La Cour note que le Canada, les Pays-Bas et la Syrie sont tous trois parties à la convention contre la torture et qu’aucune des Parties n’a formulé de réserve à l’article 30 de la convention.
2. Existence d’un différend concernant l’interprétation ou l’application de la convention contre la torture (par. 24-33)
La Cour rappelle que le paragraphe 1 de l’article 30 de la convention contre la torture subordonne la compétence de la Cour à l’existence d’un différend concernant l’interprétation ou l’application de cet instrument. Les États demandeurs entendant fonder sa compétence sur la clause compromissoire d’une convention internationale, la Cour doit rechercher si les actes dont ils tirent grief semblent susceptibles d’entrer dans le champ d’application ratione materiae de cet instrument.
La Cour rappelle que, aux fins de déterminer s’il existait un différend entre les parties au moment du dépôt de la requête, elle tient notamment compte de l’ensemble des déclarations ou documents échangés entre elles, ainsi que de tout échange ayant eu lieu dans des enceintes multilatérales.
La Cour examine ensuite les déclarations des Parties faites dans un cadre bilatéral.

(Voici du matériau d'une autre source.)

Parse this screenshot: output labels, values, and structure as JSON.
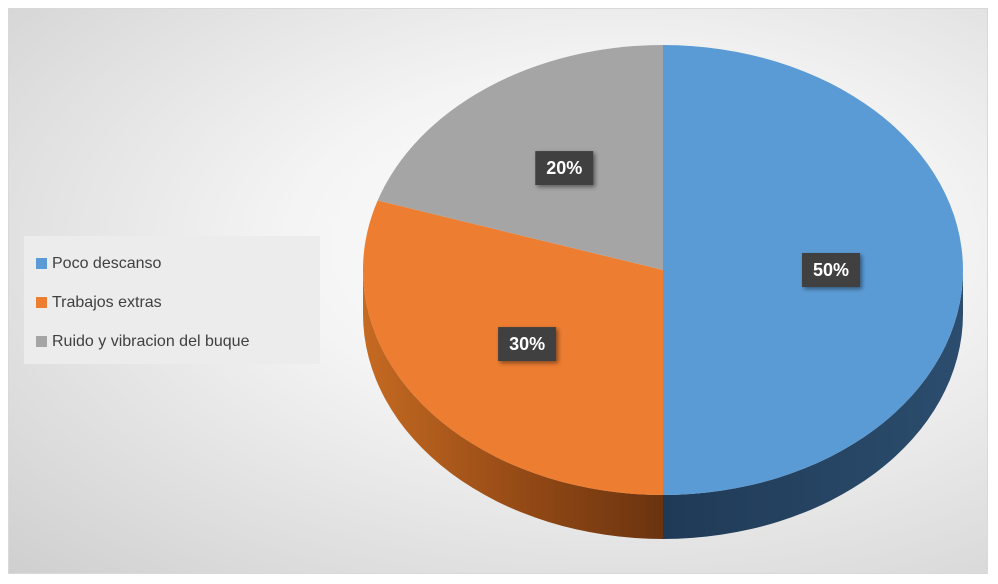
{
  "chart_data": {
    "type": "pie",
    "title": "",
    "categories": [
      "Poco descanso",
      "Trabajos extras",
      "Ruido y vibracion del buque"
    ],
    "values": [
      50,
      30,
      20
    ],
    "labels": [
      "50%",
      "30%",
      "20%"
    ],
    "colors": {
      "Poco descanso": "#5b9bd5",
      "Trabajos extras": "#ed7d31",
      "Ruido y vibracion del buque": "#a5a5a5"
    },
    "legend_position": "left",
    "style": "3d"
  },
  "legend": {
    "items": [
      {
        "label": "Poco descanso",
        "color": "#5b9bd5"
      },
      {
        "label": "Trabajos extras",
        "color": "#ed7d31"
      },
      {
        "label": "Ruido y vibracion del buque",
        "color": "#a5a5a5"
      }
    ]
  }
}
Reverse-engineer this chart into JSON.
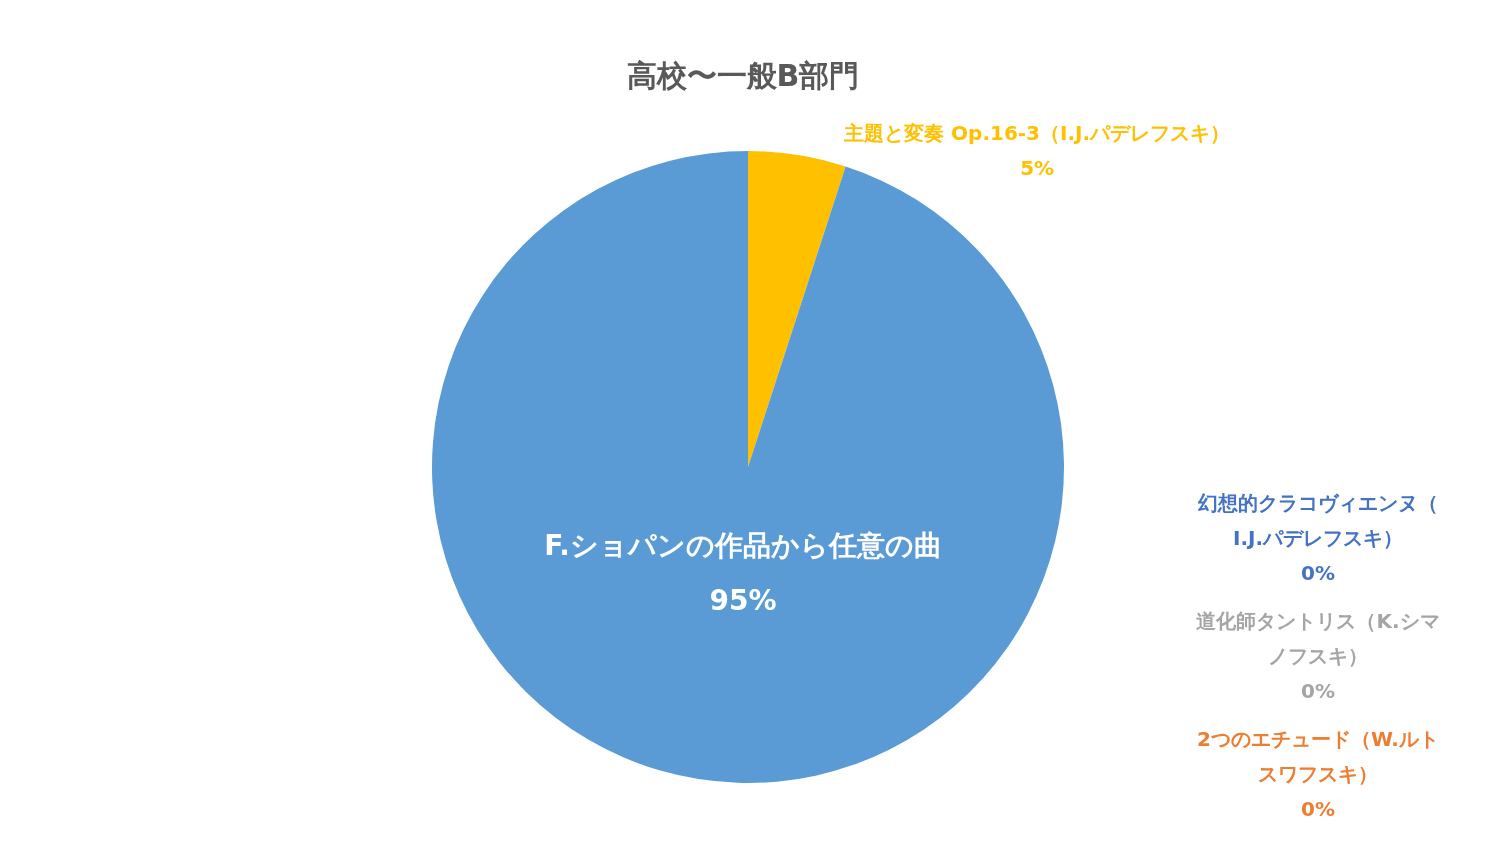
{
  "chart_data": {
    "type": "pie",
    "title": "高校〜一般B部門",
    "categories": [
      "主題と変奏 Op.16-3（I.J.パデレフスキ）",
      "F.ショパンの作品から任意の曲",
      "幻想的クラコヴィエンヌ（I.J.パデレフスキ）",
      "道化師タントリス（K.シマノフスキ）",
      "2つのエチュード（W.ルトスワフスキ）"
    ],
    "values": [
      5,
      95,
      0,
      0,
      0
    ],
    "colors": [
      "#ffc000",
      "#5b9bd5",
      "#4472c4",
      "#a5a5a5",
      "#ed7d31"
    ],
    "value_labels": [
      "5%",
      "95%",
      "0%",
      "0%",
      "0%"
    ]
  }
}
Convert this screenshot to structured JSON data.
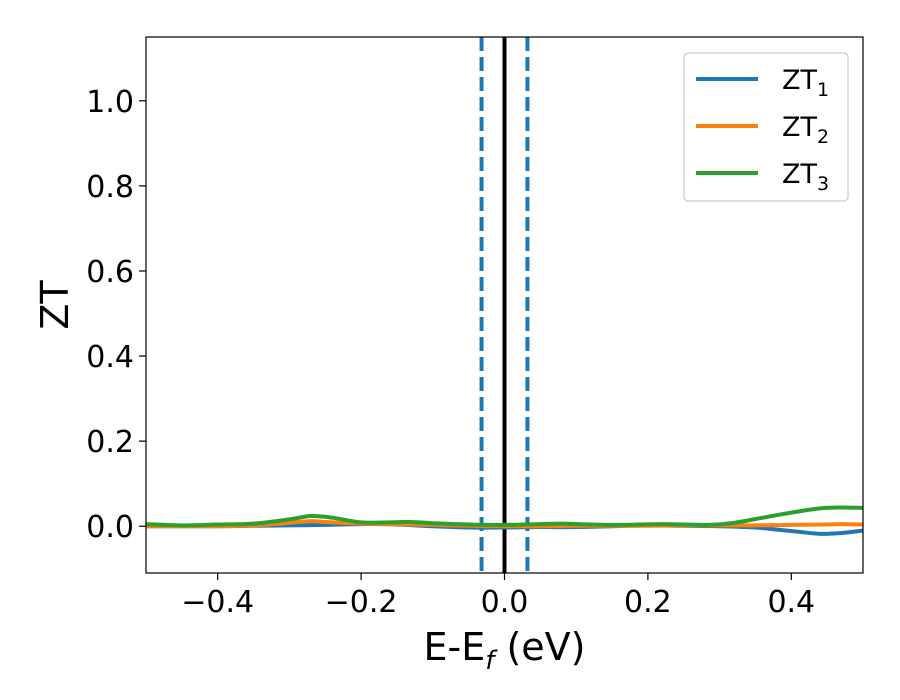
{
  "chart_data": {
    "type": "line",
    "xlabel": {
      "main": "E-E",
      "sub": "f",
      "tail": " (eV)"
    },
    "ylabel": "ZT",
    "xlim": [
      -0.5,
      0.5
    ],
    "ylim": [
      -0.11,
      1.15
    ],
    "xticks": [
      {
        "value": -0.4,
        "label": "−0.4"
      },
      {
        "value": -0.2,
        "label": "−0.2"
      },
      {
        "value": 0.0,
        "label": "0.0"
      },
      {
        "value": 0.2,
        "label": "0.2"
      },
      {
        "value": 0.4,
        "label": "0.4"
      }
    ],
    "yticks": [
      {
        "value": 0.0,
        "label": "0.0"
      },
      {
        "value": 0.2,
        "label": "0.2"
      },
      {
        "value": 0.4,
        "label": "0.4"
      },
      {
        "value": 0.6,
        "label": "0.6"
      },
      {
        "value": 0.8,
        "label": "0.8"
      },
      {
        "value": 1.0,
        "label": "1.0"
      }
    ],
    "grid": false,
    "legend_position": "top-right",
    "vlines": [
      {
        "x": 0.0,
        "color": "#000000",
        "style": "solid"
      },
      {
        "x": -0.032,
        "color": "#1f77b4",
        "style": "dashed"
      },
      {
        "x": 0.032,
        "color": "#1f77b4",
        "style": "dashed"
      }
    ],
    "series": [
      {
        "name": "ZT",
        "sub": "1",
        "color": "#1f77b4",
        "x": [
          -0.5,
          -0.45,
          -0.4,
          -0.35,
          -0.3,
          -0.25,
          -0.2,
          -0.15,
          -0.1,
          -0.05,
          0.0,
          0.05,
          0.1,
          0.15,
          0.2,
          0.25,
          0.3,
          0.35,
          0.38,
          0.41,
          0.44,
          0.47,
          0.5
        ],
        "y": [
          0.0,
          0.0,
          0.0,
          0.001,
          0.002,
          0.003,
          0.005,
          0.004,
          0.0,
          -0.003,
          -0.003,
          -0.002,
          -0.002,
          0.0,
          0.002,
          0.001,
          0.0,
          -0.003,
          -0.008,
          -0.013,
          -0.018,
          -0.016,
          -0.01
        ]
      },
      {
        "name": "ZT",
        "sub": "2",
        "color": "#ff7f0e",
        "x": [
          -0.5,
          -0.45,
          -0.4,
          -0.35,
          -0.3,
          -0.27,
          -0.25,
          -0.2,
          -0.15,
          -0.1,
          -0.05,
          0.0,
          0.05,
          0.1,
          0.15,
          0.2,
          0.25,
          0.3,
          0.35,
          0.4,
          0.45,
          0.47,
          0.5
        ],
        "y": [
          0.0,
          0.0,
          0.0,
          0.002,
          0.008,
          0.012,
          0.01,
          0.006,
          0.005,
          0.003,
          0.001,
          0.0,
          0.0,
          0.001,
          0.001,
          0.001,
          0.002,
          0.002,
          0.002,
          0.003,
          0.004,
          0.005,
          0.004
        ]
      },
      {
        "name": "ZT",
        "sub": "3",
        "color": "#2ca02c",
        "x": [
          -0.5,
          -0.45,
          -0.4,
          -0.35,
          -0.3,
          -0.27,
          -0.24,
          -0.2,
          -0.16,
          -0.13,
          -0.1,
          -0.05,
          0.0,
          0.05,
          0.08,
          0.12,
          0.16,
          0.22,
          0.28,
          0.32,
          0.36,
          0.4,
          0.44,
          0.47,
          0.5
        ],
        "y": [
          0.005,
          0.002,
          0.004,
          0.006,
          0.016,
          0.024,
          0.02,
          0.009,
          0.009,
          0.01,
          0.007,
          0.004,
          0.003,
          0.005,
          0.006,
          0.004,
          0.003,
          0.005,
          0.003,
          0.008,
          0.02,
          0.032,
          0.042,
          0.044,
          0.043
        ]
      }
    ]
  }
}
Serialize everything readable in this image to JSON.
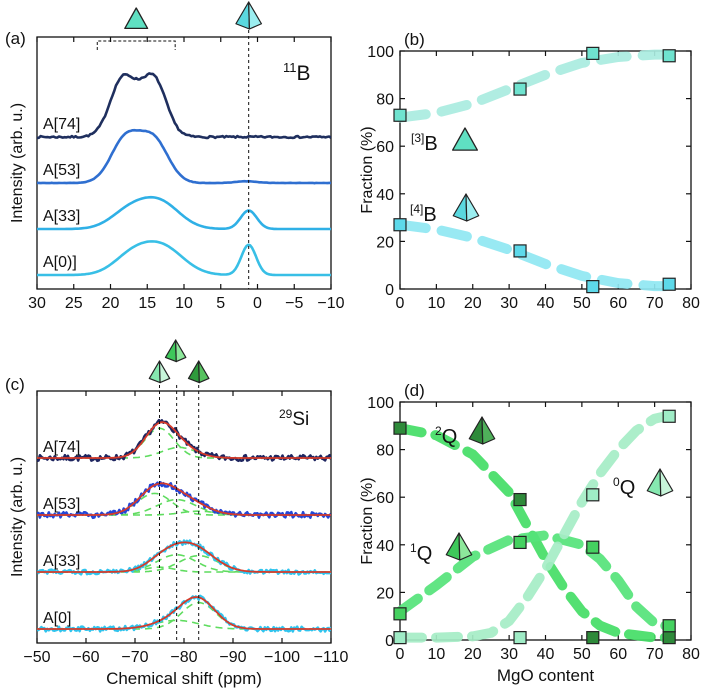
{
  "chart_data": [
    {
      "panel": "(a)",
      "type": "line",
      "nucleus_label": {
        "sup": "11",
        "base": "B"
      },
      "xlabel": "",
      "ylabel": "Intensity (arb. u.)",
      "xlim": [
        30,
        -10
      ],
      "xticks": [
        30,
        25,
        20,
        15,
        10,
        5,
        0,
        -5,
        -10
      ],
      "xtick_labels": [
        "30",
        "25",
        "20",
        "15",
        "10",
        "5",
        "0",
        "−5",
        "−10"
      ],
      "marker_line_x": 1.2,
      "bracket_x": [
        21.8,
        11.2
      ],
      "series": [
        {
          "name": "A[74]",
          "color": "#1f2f5e",
          "offset": 3,
          "peaks": [
            [
              18.6,
              0.97,
              1.6
            ],
            [
              13.9,
              0.97,
              1.6
            ],
            [
              16.2,
              0.72,
              2.4
            ]
          ],
          "noise": 0.022
        },
        {
          "name": "A[53]",
          "color": "#2f6fd0",
          "offset": 2,
          "peaks": [
            [
              18.2,
              0.78,
              1.9
            ],
            [
              13.9,
              0.74,
              1.9
            ],
            [
              16.0,
              0.45,
              2.5
            ],
            [
              1.5,
              0.04,
              1.5
            ]
          ],
          "noise": 0.004
        },
        {
          "name": "A[33]",
          "color": "#2fb0e6",
          "offset": 1,
          "peaks": [
            [
              17.5,
              0.4,
              2.5
            ],
            [
              13.3,
              0.62,
              2.7
            ],
            [
              1.2,
              0.44,
              1.1
            ]
          ],
          "noise": 0
        },
        {
          "name": "A[0)]",
          "color": "#38bfe6",
          "offset": 0,
          "peaks": [
            [
              17.2,
              0.4,
              2.5
            ],
            [
              13.0,
              0.66,
              2.9
            ],
            [
              1.2,
              0.72,
              1.0
            ]
          ],
          "noise": 0
        }
      ]
    },
    {
      "panel": "(b)",
      "type": "scatter",
      "xlabel": "",
      "ylabel": "Fraction (%)",
      "xlim": [
        0,
        80
      ],
      "ylim": [
        0,
        100
      ],
      "xticks": [
        0,
        10,
        20,
        30,
        40,
        50,
        60,
        70,
        80
      ],
      "yticks": [
        0,
        20,
        40,
        60,
        80,
        100
      ],
      "series": [
        {
          "name": "B3",
          "label_sup": "[3]",
          "label_base": "B",
          "x": [
            0,
            33,
            53,
            74
          ],
          "y": [
            73,
            84,
            99,
            98
          ],
          "marker_color": "#6fe3cf",
          "fit_color": "#a9ece0",
          "fit": [
            [
              0,
              72
            ],
            [
              10,
              74
            ],
            [
              20,
              78
            ],
            [
              30,
              84
            ],
            [
              40,
              90
            ],
            [
              50,
              95
            ],
            [
              60,
              97.5
            ],
            [
              70,
              98.5
            ],
            [
              73,
              98.5
            ]
          ]
        },
        {
          "name": "B4",
          "label_sup": "[4]",
          "label_base": "B",
          "x": [
            0,
            33,
            53,
            74
          ],
          "y": [
            27,
            16,
            1,
            2
          ],
          "marker_color": "#5dd9ea",
          "fit_color": "#8fe7f2",
          "fit": [
            [
              0,
              27
            ],
            [
              10,
              25
            ],
            [
              20,
              21.5
            ],
            [
              30,
              16.5
            ],
            [
              40,
              10.5
            ],
            [
              50,
              5.5
            ],
            [
              60,
              2.5
            ],
            [
              70,
              1.2
            ],
            [
              73,
              1.2
            ]
          ]
        }
      ]
    },
    {
      "panel": "(c)",
      "type": "line",
      "nucleus_label": {
        "sup": "29",
        "base": "Si"
      },
      "xlabel": "Chemical shift (ppm)",
      "ylabel": "Intensity (arb. u.)",
      "xlim": [
        -50,
        -110
      ],
      "xticks": [
        -50,
        -60,
        -70,
        -80,
        -90,
        -100,
        -110
      ],
      "xtick_labels": [
        "−50",
        "−60",
        "−70",
        "−80",
        "−90",
        "−100",
        "−110"
      ],
      "marker_lines_x": [
        -75,
        -78.5,
        -83
      ],
      "series": [
        {
          "name": "A[74]",
          "color": "#1f2660",
          "offset": 3,
          "peaks": [
            [
              -75,
              0.62,
              3.0
            ],
            [
              -79,
              0.22,
              3.5
            ]
          ],
          "noise": 0.06
        },
        {
          "name": "A[53]",
          "color": "#2446d6",
          "offset": 2,
          "peaks": [
            [
              -74,
              0.45,
              3.5
            ],
            [
              -78.5,
              0.32,
              4.0
            ],
            [
              -83,
              0.08,
              3.5
            ]
          ],
          "noise": 0.06
        },
        {
          "name": "A[33]",
          "color": "#30c4ee",
          "offset": 1,
          "peaks": [
            [
              -75,
              0.1,
              3.0
            ],
            [
              -78.5,
              0.36,
              4.0
            ],
            [
              -83,
              0.34,
              4.0
            ]
          ],
          "noise": 0.05
        },
        {
          "name": "A[0]",
          "color": "#30c4ee",
          "offset": 0,
          "peaks": [
            [
              -78.5,
              0.18,
              4.5
            ],
            [
              -83,
              0.55,
              3.5
            ]
          ],
          "noise": 0.05
        }
      ]
    },
    {
      "panel": "(d)",
      "type": "scatter",
      "xlabel": "MgO content",
      "ylabel": "Fraction (%)",
      "xlim": [
        0,
        80
      ],
      "ylim": [
        0,
        100
      ],
      "xticks": [
        0,
        10,
        20,
        30,
        40,
        50,
        60,
        70,
        80
      ],
      "yticks": [
        0,
        20,
        40,
        60,
        80,
        100
      ],
      "series": [
        {
          "name": "Q2",
          "label_sup": "2",
          "label_base": "Q",
          "x": [
            0,
            33,
            53,
            74
          ],
          "y": [
            89,
            59,
            1,
            1
          ],
          "marker_color": "#2e8a3a",
          "fit_color": "#44dd66",
          "fit": [
            [
              0,
              89
            ],
            [
              10,
              86
            ],
            [
              20,
              78
            ],
            [
              30,
              62
            ],
            [
              35,
              48
            ],
            [
              40,
              34
            ],
            [
              45,
              22
            ],
            [
              50,
              12
            ],
            [
              55,
              6
            ],
            [
              60,
              3
            ],
            [
              70,
              1
            ],
            [
              73,
              1
            ]
          ]
        },
        {
          "name": "Q1",
          "label_sup": "1",
          "label_base": "Q",
          "x": [
            0,
            33,
            53,
            74
          ],
          "y": [
            11,
            41,
            39,
            6
          ],
          "marker_color": "#45d160",
          "fit_color": "#55e37a",
          "fit": [
            [
              0,
              12
            ],
            [
              10,
              23
            ],
            [
              20,
              35
            ],
            [
              30,
              42
            ],
            [
              40,
              44
            ],
            [
              50,
              40
            ],
            [
              55,
              34
            ],
            [
              60,
              25
            ],
            [
              65,
              14
            ],
            [
              70,
              7
            ],
            [
              73,
              6
            ]
          ]
        },
        {
          "name": "Q0",
          "label_sup": "0",
          "label_base": "Q",
          "x": [
            0,
            33,
            53,
            74
          ],
          "y": [
            1,
            1,
            61,
            94
          ],
          "marker_color": "#9fecc6",
          "fit_color": "#a5edc6",
          "fit": [
            [
              0,
              1
            ],
            [
              10,
              1
            ],
            [
              20,
              1.5
            ],
            [
              25,
              3
            ],
            [
              30,
              8
            ],
            [
              35,
              18
            ],
            [
              40,
              30
            ],
            [
              45,
              44
            ],
            [
              50,
              58
            ],
            [
              55,
              70
            ],
            [
              60,
              80
            ],
            [
              65,
              88
            ],
            [
              70,
              93
            ],
            [
              73,
              94
            ]
          ]
        }
      ]
    }
  ]
}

Elle relève notamment que les Pays-Bas et le Canada ont adressé à la Syrie deux notes diplomatiques individuelles, respectivement datées du 18 septembre 2020 et du 3 mars 2021, lui reprochant de ne pas s’être acquittée de ses obligations au titre de la convention contre la torture. Puis, le 21 avril 2021, les demandeurs ont envoyé une première note diplomatique conjointe, qui faisait notamment référence à ces communications antérieures. Dans une note diplomatique datée du 30 septembre 2021, la Syrie a reconnu que les demandeurs avaient envoyé l’« exposé des faits » et l’« exposé de droit » le 9 août 2021 et indiqué qu’elle rejetait « in toto » la « formulation » employée par ces derniers, qui évoquait sa « responsabilité internationale pour les manquements à ses obligations au titre de la convention contre la torture ». La Cour constate que les échanges intervenus entre les Parties avant le dépôt de la requête indiquent que celles-ci ont des vues divergentes sur la question de savoir si certains actes ou omissions reprochés à la Syrie emportent violation des obligations que lui impose la convention contre la torture.
La Cour rappelle que, aux fins de la présente procédure, la Cour n’a pas à se prononcer sur la question de savoir si la Syrie a, comme cela est allégué, manqué aux obligations lui incombant au titre de la convention contre la torture, ce qu’elle ne pourrait faire que dans le cadre de l’examen de l’affaire au fond. Au stade actuel, elle doit établir si les actes et omissions dont les demandeurs tirent grief semblent susceptibles d’entrer dans les prévisions de la convention. La Cour note que, selon les États demandeurs, la Syrie a violé ses obligations au titre de la convention de différentes manières, soit par des disparitions forcées, le traitement odieux des détenus, des conditions inhumaines de détention, d’autres actes commis pour contraindre, punir ou terroriser la population civile, ainsi que la violence sexuelle et fondée sur le genre. De l’avis de la Cour, les actes et omissions que les demandeurs reprochent à la Syrie semblent susceptibles d’entrer dans les prévisions de la convention.
En conséquence, la Cour conclut qu’il existe une base suffisante pour établir prima facie qu’un différend oppose les Parties quant à l’interprétation ou à l’application de la convention contre la torture.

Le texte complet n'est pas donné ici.